In recent years, scientists have extended their understanding of the link between nutrition and health: it is now clear that eating particular foods contributes to good health and prevents disease. Thousands of potentially beneficial compounds in foods have now been identified, including vitamins, minerals, antioxidants, fiber, and phytochemicals. The list of foods that may help protect your health continues to grow—from many different vegetables and fruits to red wine, flaxseeds, and oily fish.

Making good choices

Any food can fit into a healthy way of eating. The key is to balance your choices over time so that your overall diet is sound. You can continue to eat your favorite foods, even if they are high in fat, salt, or sugars, but try to reduce your portion sizes.
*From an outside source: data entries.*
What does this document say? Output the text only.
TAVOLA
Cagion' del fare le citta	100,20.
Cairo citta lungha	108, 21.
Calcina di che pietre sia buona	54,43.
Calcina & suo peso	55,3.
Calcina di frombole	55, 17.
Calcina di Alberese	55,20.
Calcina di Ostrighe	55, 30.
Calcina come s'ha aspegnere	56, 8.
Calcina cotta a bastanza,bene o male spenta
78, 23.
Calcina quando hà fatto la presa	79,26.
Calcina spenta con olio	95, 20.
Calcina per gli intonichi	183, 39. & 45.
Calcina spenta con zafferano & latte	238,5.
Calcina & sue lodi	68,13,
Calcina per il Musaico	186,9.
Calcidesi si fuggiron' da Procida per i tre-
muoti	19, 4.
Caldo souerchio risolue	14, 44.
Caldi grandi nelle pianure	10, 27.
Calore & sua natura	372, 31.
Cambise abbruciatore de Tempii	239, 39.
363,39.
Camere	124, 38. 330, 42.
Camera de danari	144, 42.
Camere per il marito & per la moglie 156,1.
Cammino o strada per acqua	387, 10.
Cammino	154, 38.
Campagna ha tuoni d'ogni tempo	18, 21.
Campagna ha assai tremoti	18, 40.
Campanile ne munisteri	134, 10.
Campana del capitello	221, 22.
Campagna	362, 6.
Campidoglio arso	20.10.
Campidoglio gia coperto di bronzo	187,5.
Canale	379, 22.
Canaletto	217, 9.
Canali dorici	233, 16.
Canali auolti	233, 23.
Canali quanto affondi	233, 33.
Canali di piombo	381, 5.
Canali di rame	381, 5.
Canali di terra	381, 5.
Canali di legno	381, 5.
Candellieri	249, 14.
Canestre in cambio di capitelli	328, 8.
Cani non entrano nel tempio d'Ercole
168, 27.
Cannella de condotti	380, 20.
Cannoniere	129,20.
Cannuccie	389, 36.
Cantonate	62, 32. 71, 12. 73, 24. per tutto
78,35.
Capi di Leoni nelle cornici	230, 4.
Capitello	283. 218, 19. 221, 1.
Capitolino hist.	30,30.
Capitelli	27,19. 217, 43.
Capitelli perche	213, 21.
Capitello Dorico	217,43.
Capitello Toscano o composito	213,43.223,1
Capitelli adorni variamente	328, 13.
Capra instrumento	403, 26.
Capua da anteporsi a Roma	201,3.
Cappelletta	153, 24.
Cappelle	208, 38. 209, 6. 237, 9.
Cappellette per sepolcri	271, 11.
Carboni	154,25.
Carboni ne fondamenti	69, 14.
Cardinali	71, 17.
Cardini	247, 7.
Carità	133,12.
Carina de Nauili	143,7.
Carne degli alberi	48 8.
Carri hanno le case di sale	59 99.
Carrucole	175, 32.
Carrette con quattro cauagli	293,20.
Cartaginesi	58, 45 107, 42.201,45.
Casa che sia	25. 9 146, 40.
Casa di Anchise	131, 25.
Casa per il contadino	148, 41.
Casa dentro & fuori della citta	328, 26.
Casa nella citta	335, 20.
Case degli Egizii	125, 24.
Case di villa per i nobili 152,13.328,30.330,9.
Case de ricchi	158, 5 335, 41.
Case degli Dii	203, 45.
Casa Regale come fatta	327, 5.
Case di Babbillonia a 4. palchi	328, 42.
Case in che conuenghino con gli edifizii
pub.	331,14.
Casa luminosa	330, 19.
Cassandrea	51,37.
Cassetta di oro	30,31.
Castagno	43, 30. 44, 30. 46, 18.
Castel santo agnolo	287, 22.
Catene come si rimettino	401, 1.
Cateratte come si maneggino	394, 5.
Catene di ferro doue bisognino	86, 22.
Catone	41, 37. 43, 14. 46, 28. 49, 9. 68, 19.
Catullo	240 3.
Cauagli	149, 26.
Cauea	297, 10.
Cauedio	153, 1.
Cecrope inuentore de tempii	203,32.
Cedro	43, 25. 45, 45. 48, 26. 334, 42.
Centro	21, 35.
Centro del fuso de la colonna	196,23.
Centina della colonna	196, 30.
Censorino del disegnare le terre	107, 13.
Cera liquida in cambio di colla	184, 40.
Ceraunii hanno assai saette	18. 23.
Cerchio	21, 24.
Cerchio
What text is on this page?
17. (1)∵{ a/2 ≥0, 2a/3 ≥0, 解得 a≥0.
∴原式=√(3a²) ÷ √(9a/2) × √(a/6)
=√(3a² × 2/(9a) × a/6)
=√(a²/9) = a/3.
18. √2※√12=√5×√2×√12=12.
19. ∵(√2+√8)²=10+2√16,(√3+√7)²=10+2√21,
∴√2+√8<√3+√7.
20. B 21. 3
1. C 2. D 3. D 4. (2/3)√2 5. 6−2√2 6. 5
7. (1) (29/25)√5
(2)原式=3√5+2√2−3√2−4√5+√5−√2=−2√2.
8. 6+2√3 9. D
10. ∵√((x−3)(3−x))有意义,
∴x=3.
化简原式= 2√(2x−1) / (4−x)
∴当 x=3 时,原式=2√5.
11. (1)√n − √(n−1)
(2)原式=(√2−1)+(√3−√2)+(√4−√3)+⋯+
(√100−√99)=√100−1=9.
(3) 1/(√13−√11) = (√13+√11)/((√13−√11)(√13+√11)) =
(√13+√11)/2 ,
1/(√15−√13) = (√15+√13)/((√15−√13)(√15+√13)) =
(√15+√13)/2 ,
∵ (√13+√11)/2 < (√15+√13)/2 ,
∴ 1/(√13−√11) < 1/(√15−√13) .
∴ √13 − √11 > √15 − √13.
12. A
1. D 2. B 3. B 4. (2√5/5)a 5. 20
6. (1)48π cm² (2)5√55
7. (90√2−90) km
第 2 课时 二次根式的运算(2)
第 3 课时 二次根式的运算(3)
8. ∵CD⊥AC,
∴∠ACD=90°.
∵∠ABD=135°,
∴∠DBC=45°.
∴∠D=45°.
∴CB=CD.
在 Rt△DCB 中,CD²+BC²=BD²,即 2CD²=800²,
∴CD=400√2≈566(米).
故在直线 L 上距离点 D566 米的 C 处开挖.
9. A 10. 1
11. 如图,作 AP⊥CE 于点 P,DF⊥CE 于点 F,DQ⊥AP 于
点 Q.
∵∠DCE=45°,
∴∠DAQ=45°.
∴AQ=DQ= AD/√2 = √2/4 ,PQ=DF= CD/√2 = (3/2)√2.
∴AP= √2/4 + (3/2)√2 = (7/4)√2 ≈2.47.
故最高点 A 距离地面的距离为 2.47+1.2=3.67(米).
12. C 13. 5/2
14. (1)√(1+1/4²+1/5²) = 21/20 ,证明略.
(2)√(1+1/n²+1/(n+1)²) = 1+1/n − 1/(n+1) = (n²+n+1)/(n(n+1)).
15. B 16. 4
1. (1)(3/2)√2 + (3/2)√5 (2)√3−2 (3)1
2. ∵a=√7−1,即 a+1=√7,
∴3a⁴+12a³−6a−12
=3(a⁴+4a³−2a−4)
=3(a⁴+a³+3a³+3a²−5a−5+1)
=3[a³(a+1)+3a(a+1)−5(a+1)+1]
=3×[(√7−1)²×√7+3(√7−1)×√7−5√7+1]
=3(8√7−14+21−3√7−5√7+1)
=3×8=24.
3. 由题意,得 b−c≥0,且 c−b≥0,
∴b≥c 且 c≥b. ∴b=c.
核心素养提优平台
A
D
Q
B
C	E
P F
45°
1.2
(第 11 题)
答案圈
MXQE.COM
Making good choices in your diet starts with educating yourself on sound nutritional guidelines and incorporating that knowledge into your eating habits. For example, by eating a variety of nutrient-rich foods, enjoying plenty of whole grains, vegetables, and fruits, and eating regular meals with moderate portions, you can manage your weight and stay healthy.

The basic food groups

Each of the food groups shown here provides some of the nutrients you need. No group is more important than another: you need them all for good health.

Foods from grains, such as bread, are necessary for fiber, vitamins, minerals, and complex carbohydrates, which are an important source of energy for the body. Vegetables and fruits are needed for vitamins and minerals. Naturally low in fat, they are also a source of fiber. Dairy products and protein sources provide protein and a range of important vitamins and minerals. Milk and dairy products also provide calcium.

Fats, oils, and sweet foods contain calories and little else of nutritional value, so eat them sparingly.


Pure water is calorie-free, and the best drink to quench thirst. Your body cannot store water, so you must drink plenty of it to replenish losses and maintain healthy function of all your body cells. It is the most abundant substance in the body and is necessary for survival. In many areas of North America, tap water is perfectly healthy, but if you suspect that your water is contaminated, have it tested and consider investing in a good filter to ensure that it is safe.

Bottled water is convenient to carry, making it easier for you to drink your six to eight glasses a day. Sparkling, still, and flavored water are all excellent, but watch out for “enhanced” water, which can contain unnecessary calories. Check the labels on bottled water if you are controlling your sodium intake, as most bottled water does contain sodium.